Sorry again. It seems that too much work has taken my knives out. Again, this is not about politics, it’s about entrepreneurship.

And I hate to boast, but this time I’m proud of having commissioned a terminal which with 544.000 square meters is the biggest in Europe, and, opposite to what happened in London or Madrid, it worked the first day. Yes, we did some things differently. Yes, we were also lucky. Yes, we learnt so many things in the process.

Well, the thing was that everything worked from day one. And kept working in day two, three, four and five…

On day six, I’m not sure what happened. I was on a plane. Day seven I was in India. Day eight I was starting a new project there. A local partner, new customer, new airport, new terminal, different continent, different culture, speaking in English 24/7, living in a different place.

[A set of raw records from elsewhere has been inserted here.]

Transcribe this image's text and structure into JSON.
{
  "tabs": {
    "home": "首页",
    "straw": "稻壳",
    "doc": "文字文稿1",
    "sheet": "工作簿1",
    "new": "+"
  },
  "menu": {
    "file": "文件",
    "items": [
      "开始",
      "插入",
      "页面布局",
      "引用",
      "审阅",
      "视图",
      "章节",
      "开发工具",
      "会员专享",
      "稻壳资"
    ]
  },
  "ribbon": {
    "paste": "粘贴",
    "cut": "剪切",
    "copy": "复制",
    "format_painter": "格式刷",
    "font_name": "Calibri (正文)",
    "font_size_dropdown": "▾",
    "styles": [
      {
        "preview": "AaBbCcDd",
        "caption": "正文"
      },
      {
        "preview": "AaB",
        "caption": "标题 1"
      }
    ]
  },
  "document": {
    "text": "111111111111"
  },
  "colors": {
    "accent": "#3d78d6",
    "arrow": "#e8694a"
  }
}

And here I am still riding the wave. The beginning of a project is usually tough, specially when you got little time for the wheel to start spinning, specially when everything is different than what you used to have, specially when you’ve spent many years in a huge project, building a new airport from scratch, playing every role, mastering every trade.

This is what I wanted to share with you. I’ll keep blogging, this time from New Delhi, or Gurgaon. I’ll keep working, trying to have a small impact in another terminal: T3. I’ll keep learning, as I passed my MBA second year final exams, which happen to be the last ones. Now almost in my third year, I only need to finish an assignment for that.